Once certified, you should expect to take maintenance exams 1-3 times a year for each certification you pass. Once a year, there is a renewal fee for most certifications that is about $100 dollars. While that cost can add up, Salesforce rewards people that are highly invested in their ecosystem by capping your expense on this once you reach a certain threshold. I believe it was somewhere between certification 8-10 that Salesforce told me that going forward I would pay a flat $300 annually to cover all my maintenance exams. Thus, I recommend that if you are paying yourself, you should move from certification 3 up to 8 or so within the same year to minimize your future expense. Salesforce will email you once you qualify for the reduced renewal expense.
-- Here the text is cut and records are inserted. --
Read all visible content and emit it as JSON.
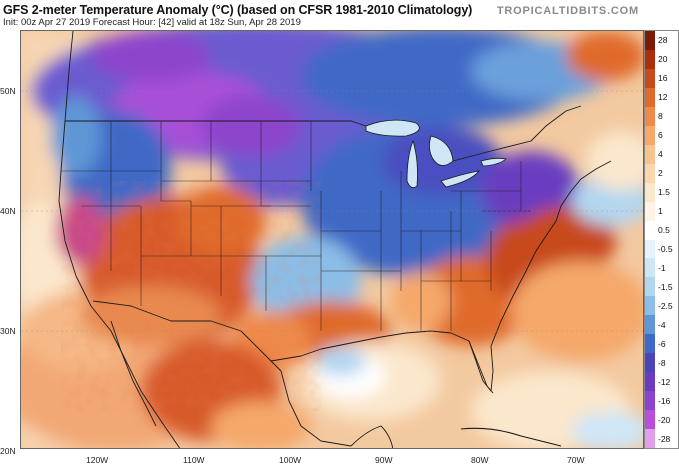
{
  "header": {
    "title": "GFS 2-meter Temperature Anomaly (°C) (based on CFSR 1981-2010 Climatology)",
    "subtitle": "Init: 00z Apr 27 2019   Forecast Hour: [42]   valid at 18z Sun, Apr 28 2019",
    "brand": "TROPICALTIDBITS.COM"
  },
  "axes": {
    "lat_labels": [
      "50N",
      "40N",
      "30N",
      "20N"
    ],
    "lon_labels": [
      "120W",
      "110W",
      "100W",
      "90W",
      "80W",
      "70W"
    ]
  },
  "colorbar": {
    "labels": [
      "28",
      "20",
      "16",
      "12",
      "8",
      "6",
      "4",
      "2",
      "1.5",
      "1",
      "0.5",
      "-0.5",
      "-1",
      "-1.5",
      "-2.5",
      "-4",
      "-6",
      "-8",
      "-12",
      "-16",
      "-20",
      "-28"
    ],
    "colors": [
      "#7a1a08",
      "#a8300c",
      "#c84a1a",
      "#e06a2c",
      "#ee8a4a",
      "#f5a86a",
      "#f8c48e",
      "#f9d8b0",
      "#fbe7cc",
      "#fdf3e6",
      "#ffffff",
      "#e6f3fb",
      "#cfe6f6",
      "#b3d6f0",
      "#8cbde6",
      "#5f97d6",
      "#3f69c6",
      "#4a44b8",
      "#6a3cc0",
      "#8d44cc",
      "#b84fd8",
      "#e0a0ec"
    ]
  }
}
If you have good experience under your belt already, and you follow my methodology above, this is a very attainable goal. If you are newer to the Salesforce platform, get 3-5 years experience before trying to make that kind of a jump. It is certainly possible to do earlier, but you will retain and understand less, which will hurt the overall value for you going forward. In a world constantly looking for shortcuts, if you focus on actually learning, developing, and becoming something over time, you will have a huge competitive advantage due to your depth of expertise.